Ed was a writer. He sold adventure articles to the men’s magazines: “How I Fought Vampire Bats on the Island of Mazoom,” “I Waded Through Crazed Electric Eels,” “THE DAY I FACED THE GUILLOTINE,” The Dancing White Daughter of Pygmyland.”

The thing was, I found out that Ed’s stories were mostly based on fact; things he’d really been through. I’d been around plenty myself during my Merchant Marine days, but Ed Fowler had me beat hollow. He could talk all night about the crazy places he’d been, the bizarre and almost unbelievable things he’d seen, if you supplied him with plenty beer. Evis got a kick out of his stories. He had lived a full life gathering material, and now, still very young, he spent his time putting it on paper.

“Ed’s a good scout,” Evis would say. “I wish you could be as relaxed as Ed is.”

Relaxed.

I seldom thought of Berk Kaylor—but more and more I turned her family into a joke; bitterly, I guess. Maybe as compensation for what I’d seen that bright high noon in the woodshed.

“If you’d open up a business of your own, we’d make more money. You know printing from A to Z—you told me so.”

“Evis, listen—with both of us working, payments are due on the house. I’m not a third up on things you bought.”

Her voice calmed. “Didn’t you ever hear of credit? Your credit’s tops. Look at your family’s background.” She began to warm up. I was getting used to it. “Why not open up your own printing shop, Lee? The place you work for makes big profits. Why shouldn’t they be yours? You got them lots of their big accounts. Those accounts would be yours, with your own shop.”

She was damned convincing. I told her all the reasons why it was out of the question. She didn’t even listen. And in two hours’ time we were both speaking excitedly about the printing business. It was a good, rising business. She was right about those accounts coming over to me if I had my own place. I felt certain they would. I’d have more work than I could handle.

“It’d be a headache. But if I could swing it, we’d be set.”

• • •

I didn’t lie to them. I just promised too much when I signed the papers, talked with the different heads of companies, assured them, related family background, established credit—because nothing had happened yet.

Then it began … the bills. In two or three years everything would be straight. The money would likely be tumbling in. But how do you explain that to the collection agencies?

There are the excited lies about monies due you, the stories of fanciful bank accounts, the glib but quite empty yarns about cash on hand. Lies. How do you explain once they’ve found out and won’t listen?

“It’s all right, Lee—don’t you worry.”

I wanted to pay off the shop rent, take care of the bills for the presses, the linotype, the paper stocks—Evis wouldn’t hear of that.

In a year and a half of struggling, we’d been through a descending graph into a dead period that was frightening—and the creditors swooped.

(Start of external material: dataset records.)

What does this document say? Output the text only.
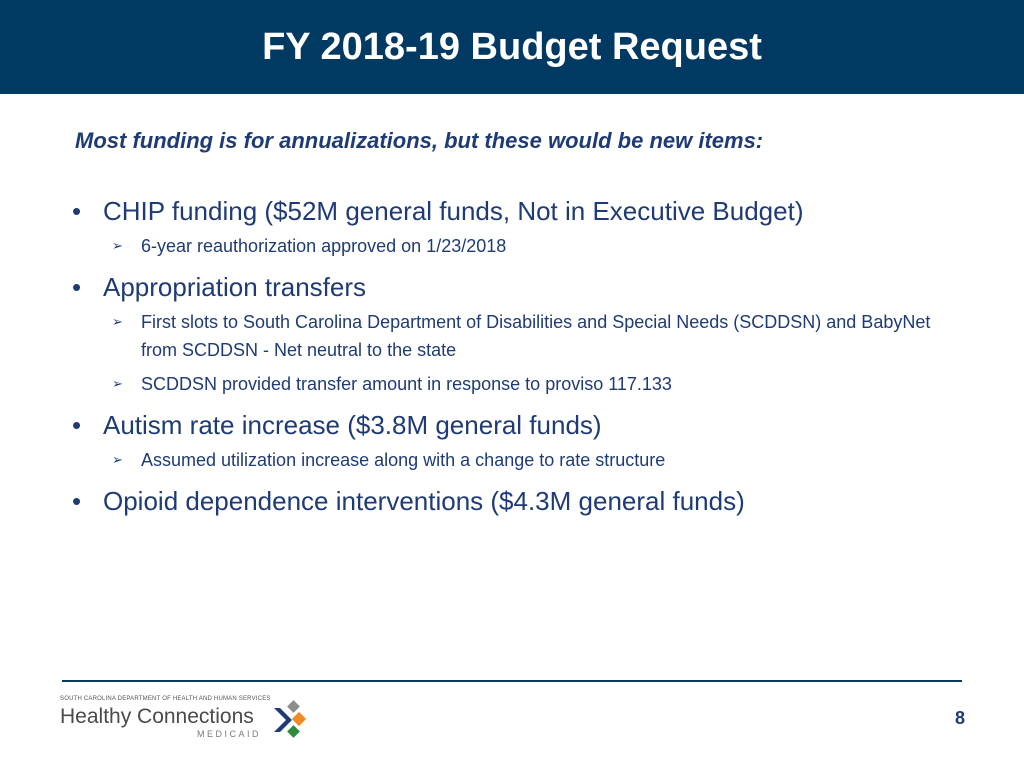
FY 2018-19 Budget Request
Most funding is for annualizations, but these would be new items:
• CHIP funding ($52M general funds, Not in Executive Budget)
➢ 6-year reauthorization approved on 1/23/2018
• Appropriation transfers
➢ First slots to South Carolina Department of Disabilities and Special Needs (SCDDSN) and BabyNet from SCDDSN - Net neutral to the state
➢ SCDDSN provided transfer amount in response to proviso 117.133
• Autism rate increase ($3.8M general funds)
➢ Assumed utilization increase along with a change to rate structure
• Opioid dependence interventions ($4.3M general funds)
SOUTH CAROLINA DEPARTMENT OF HEALTH AND HUMAN SERVICES
Healthy Connections
MEDICAID
8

Nebulous deadlines came in. Credit fell through. Every company in the county was running reports on me. Each day another rigid-voiced collector turned up, bright-eyed and abrupt, until I began dodging out the back door into the alley.

I’d hired two people. Art Salter, a good printer, a fast man with a linotype, and a Mrs. Timothy who took care of the stationery store out front. We handled the only complete line of paperback novels in town, arranged categorically in easy-to-reach-and-scan cases of my own design, with special monthly selections displayed in one window. The books were a tremendous draw. Because of them I was able to pay Mrs. Timothy’s and Art’s salaries. But that was all.

The time came when it was, “Pay, or else, Sullivan.”

The “or else” was a simple matter of losing everything: shop, car, home—the works. Creditors got together and set a deadline for payment.

I was sick and desperate. Evis came up with the answer.